On the vexed subject of Yellow Roses, Mr. Paul says: "Since the first edition of this little work was penned, Yellow Roses have become a special branch of culture. Separate prizes have been offered for them by the London Horticultural and Royal Botanic Societies. But what are Yellow Roses? This question provoked some discussion in the pages of the Gardeners' Journal last year, through the withholding of a prize by the Royal Botanic Society. To prevent any misconception at future exhibitions, that Society has named the varieties considered eligible for competition. Let us reproduce them here:

Yellow Banksiae   Narcisse (Tea-scented)
Single Yellow (Austrian)   Smithii or Smith's Yellow (ditto)
Williams's Double Yellow (ditto)   Pauline Plantier (ditto)
Harrisonii (ditto)   Queen Victoria or Princesse Adelaide (ditto)
Persian Yellow (ditto)   Vicomtesse de Cazes (ditto)
Old Double Yellow (Sulphurea)   Jaune, or Yellow China (ditto)

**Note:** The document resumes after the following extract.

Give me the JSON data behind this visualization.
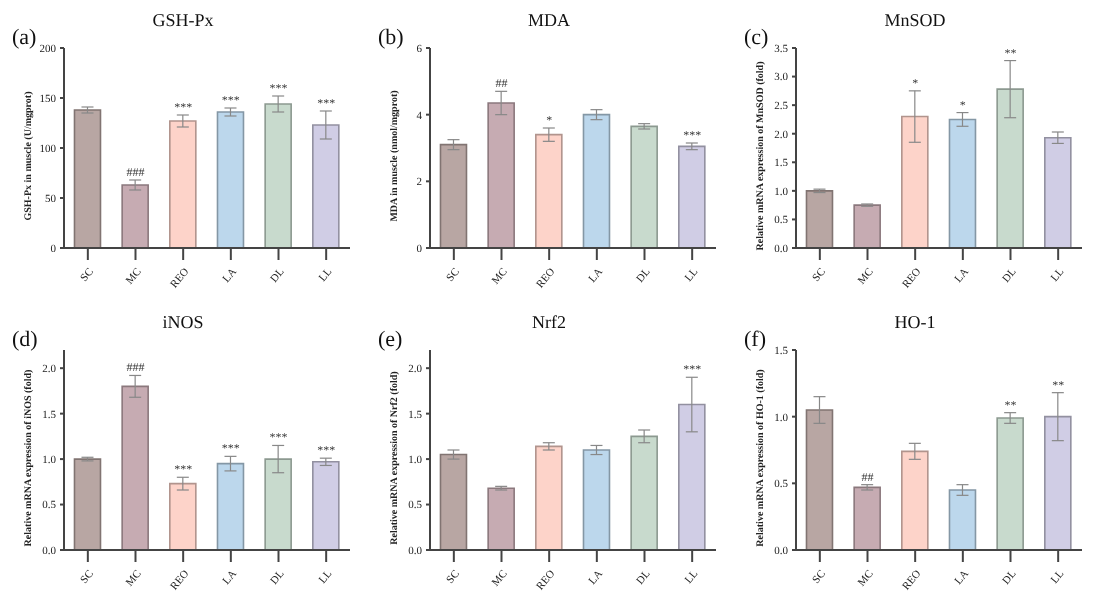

Cloth of Gold (Noisette)   Sulphurea superba (ditto)
Solfatene (ditto)    
Le Pactole (ditto)    

"We proceed to analyse this group. The first on the list — the Yellow Banksiae — is a pretty enough Rose, with small flowers produced in clusters. It may be grown well in a soil composed of equal parts of loam, peat, and leaf-mould. It requires but little pruning: the mere tips of the shoots may be taken off. Spiral training is recommended as the most suitable. The succeeding five varieties are nearly allied in nature, and may be grown in a soil similar to the last. Manure is here positively objectionable; but the addition of sand unless the peat or loam be sandy, will prove advantageous. Very little pruning is necessary: some of the shoots may be cut out entirely; the others have their mere ends taken off. If grown on their own roots, they may be trained as globular or columnar bushes; if grown on stems, the branches may be drawn downwards in the form of a Weeping Rose. The two next in order — Cloth of Gold and Solfaterre — are of vigorous growth, producing large flowers of great beauty. Both are shy bloomers, especially the former. The same soil as recommended for Pot-Roses in general may be used for these varieties. Little pruning is necessary, and spiral training is recommended. Seven out of the remaining eight varieties belong to the Tea-scented, and the whole require a rich soil and close pruning. The most advantageous systems of training are the round bush or the pyramid. Were this group to be viewed critically, it might be said they are not all 'purely yellow.' It might also be said there are kinds excluded which have as just a right to the appellation of 'yellow' as they. But when it is considered that the declension from yellow to white and buff is so gradual that it is scarcely possible to fix the line of demarcation, and that a list of sixteen varieties is given from which to select six, these points of criticism are hardly tenable. If none others are allowed to be exhibited, or none whose flowers are less yellow when brought to the exhibition-tables than those of the sixteen above enumerated, the practical utility of the arrangement will soon become apparent."